Parecía un cónclave en el que no se elegía nada. Relajados después de servir la comida, unos, y de comer, otros, en la cabecera de la mesa se juntaban Nacho Manzano, Pepe Solla, Xosé Cannas, Rafa Centeno, Juán Crujeiras y Javier Olleros. Solo faltaba Beatriz Sotelo, que después de cocinar había marchado a dar clase a futuros cocineros. El único que iba de blanco, con su chaquetilla de chef, era el homenajeado del día, Nacho Manzano, que acababa de recibir el premio Chef Millesime antes de la comida que tuvo lugar en A Estación.

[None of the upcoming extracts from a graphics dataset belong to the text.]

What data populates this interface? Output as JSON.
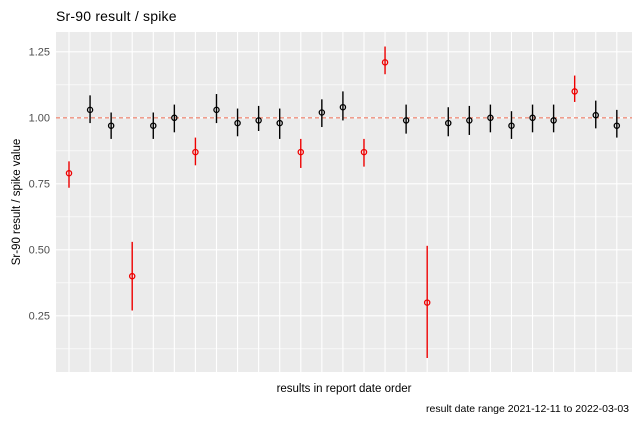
{
  "chart_data": {
    "type": "scatter",
    "subtype": "pointrange",
    "title": "Sr-90 result / spike",
    "xlabel": "results in report date order",
    "ylabel": "Sr-90 result / spike value",
    "caption": "result date range 2021-12-11 to 2022-03-03",
    "ylim": [
      0.037,
      1.325
    ],
    "yticks": [
      0.25,
      0.5,
      0.75,
      1.0,
      1.25
    ],
    "ytick_labels": [
      "0.25",
      "0.50",
      "0.75",
      "1.00",
      "1.25"
    ],
    "x_tick_labels_shown": false,
    "grid": {
      "horizontal": "major+minor",
      "vertical": "one line per point",
      "color": "#FFFFFF"
    },
    "legend": "none",
    "ref_line": {
      "y": 1.0,
      "style": "dashed",
      "color": "#F0907E"
    },
    "colors": {
      "black_point": "#000000",
      "red_point": "#EE0000",
      "panel_bg": "#EBEBEB",
      "tick_text": "#4D4D4D"
    },
    "points": [
      {
        "i": 1,
        "value": 0.79,
        "lo": 0.735,
        "hi": 0.835,
        "flag": "red"
      },
      {
        "i": 2,
        "value": 1.03,
        "lo": 0.98,
        "hi": 1.085,
        "flag": "black"
      },
      {
        "i": 3,
        "value": 0.97,
        "lo": 0.92,
        "hi": 1.02,
        "flag": "black"
      },
      {
        "i": 4,
        "value": 0.4,
        "lo": 0.27,
        "hi": 0.53,
        "flag": "red"
      },
      {
        "i": 5,
        "value": 0.97,
        "lo": 0.92,
        "hi": 1.02,
        "flag": "black"
      },
      {
        "i": 6,
        "value": 1.0,
        "lo": 0.945,
        "hi": 1.05,
        "flag": "black"
      },
      {
        "i": 7,
        "value": 0.87,
        "lo": 0.82,
        "hi": 0.925,
        "flag": "red"
      },
      {
        "i": 8,
        "value": 1.03,
        "lo": 0.98,
        "hi": 1.09,
        "flag": "black"
      },
      {
        "i": 9,
        "value": 0.98,
        "lo": 0.93,
        "hi": 1.035,
        "flag": "black"
      },
      {
        "i": 10,
        "value": 0.99,
        "lo": 0.95,
        "hi": 1.045,
        "flag": "black"
      },
      {
        "i": 11,
        "value": 0.98,
        "lo": 0.92,
        "hi": 1.035,
        "flag": "black"
      },
      {
        "i": 12,
        "value": 0.87,
        "lo": 0.81,
        "hi": 0.92,
        "flag": "red"
      },
      {
        "i": 13,
        "value": 1.02,
        "lo": 0.965,
        "hi": 1.07,
        "flag": "black"
      },
      {
        "i": 14,
        "value": 1.04,
        "lo": 0.99,
        "hi": 1.1,
        "flag": "black"
      },
      {
        "i": 15,
        "value": 0.87,
        "lo": 0.815,
        "hi": 0.92,
        "flag": "red"
      },
      {
        "i": 16,
        "value": 1.21,
        "lo": 1.165,
        "hi": 1.27,
        "flag": "red"
      },
      {
        "i": 17,
        "value": 0.99,
        "lo": 0.94,
        "hi": 1.05,
        "flag": "black"
      },
      {
        "i": 18,
        "value": 0.3,
        "lo": 0.09,
        "hi": 0.515,
        "flag": "red"
      },
      {
        "i": 19,
        "value": 0.98,
        "lo": 0.93,
        "hi": 1.04,
        "flag": "black"
      },
      {
        "i": 20,
        "value": 0.99,
        "lo": 0.935,
        "hi": 1.045,
        "flag": "black"
      },
      {
        "i": 21,
        "value": 1.0,
        "lo": 0.945,
        "hi": 1.05,
        "flag": "black"
      },
      {
        "i": 22,
        "value": 0.97,
        "lo": 0.92,
        "hi": 1.025,
        "flag": "black"
      },
      {
        "i": 23,
        "value": 1.0,
        "lo": 0.945,
        "hi": 1.05,
        "flag": "black"
      },
      {
        "i": 24,
        "value": 0.99,
        "lo": 0.945,
        "hi": 1.05,
        "flag": "black"
      },
      {
        "i": 25,
        "value": 1.1,
        "lo": 1.06,
        "hi": 1.16,
        "flag": "red"
      },
      {
        "i": 26,
        "value": 1.01,
        "lo": 0.96,
        "hi": 1.065,
        "flag": "black"
      },
      {
        "i": 27,
        "value": 0.97,
        "lo": 0.925,
        "hi": 1.03,
        "flag": "black"
      }
    ]
  }
}
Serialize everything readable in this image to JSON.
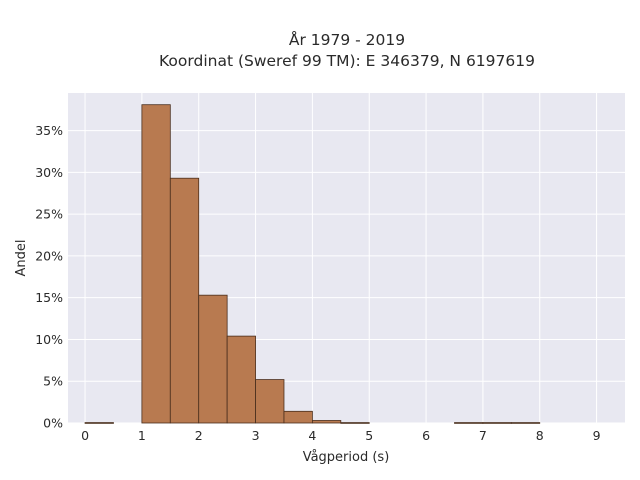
{
  "chart_data": {
    "type": "bar",
    "title": "År 1979 - 2019",
    "subtitle": "Koordinat (Sweref 99 TM): E 346379, N 6197619",
    "xlabel": "Vågperiod (s)",
    "ylabel": "Andel",
    "bin_width": 0.5,
    "bins": [
      {
        "x0": 0.0,
        "value": 0.0005
      },
      {
        "x0": 0.5,
        "value": 0.0
      },
      {
        "x0": 1.0,
        "value": 0.381
      },
      {
        "x0": 1.5,
        "value": 0.293
      },
      {
        "x0": 2.0,
        "value": 0.153
      },
      {
        "x0": 2.5,
        "value": 0.104
      },
      {
        "x0": 3.0,
        "value": 0.052
      },
      {
        "x0": 3.5,
        "value": 0.014
      },
      {
        "x0": 4.0,
        "value": 0.003
      },
      {
        "x0": 4.5,
        "value": 0.0005
      },
      {
        "x0": 5.0,
        "value": 0.0
      },
      {
        "x0": 5.5,
        "value": 0.0
      },
      {
        "x0": 6.0,
        "value": 0.0
      },
      {
        "x0": 6.5,
        "value": 0.0005
      },
      {
        "x0": 7.0,
        "value": 0.0005
      },
      {
        "x0": 7.5,
        "value": 0.0005
      }
    ],
    "xlim": [
      -0.3,
      9.5
    ],
    "ylim": [
      0,
      0.395
    ],
    "xticks": [
      0,
      1,
      2,
      3,
      4,
      5,
      6,
      7,
      8,
      9
    ],
    "xtick_labels": [
      "0",
      "1",
      "2",
      "3",
      "4",
      "5",
      "6",
      "7",
      "8",
      "9"
    ],
    "yticks": [
      0,
      0.05,
      0.1,
      0.15,
      0.2,
      0.25,
      0.3,
      0.35
    ],
    "ytick_labels": [
      "0%",
      "5%",
      "10%",
      "15%",
      "20%",
      "25%",
      "30%",
      "35%"
    ],
    "grid": true,
    "colors": {
      "bar_fill": "#b87a50",
      "bar_edge": "#4a2e1c",
      "plot_bg": "#e8e8f1",
      "grid": "#ffffff"
    }
  }
}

Fue toda una cumbre astur-galaico, cosa que se ve con poca frecuencia a pesar de tratarse de comunidades vecinas, no solo en el geográfico sino en lo culinario porque, en definitiva, las cocinas gallega y asturiana comparten las mismas bases y tienen mucho más de común que de diferencia.

Una cumbre que debería repetirse con más frecuencia porque buscar sinergias con nuestros vecinos solo puede ser positivo para todos. Por el momento Manzano ya expresó su deseo de que la cosa se repita el año próximo, pero a la inversa: celebración en Asturias con un cocinero gallego cómo premiado. Solla ya tiene el premio desde 2012, tendrá que ser otro.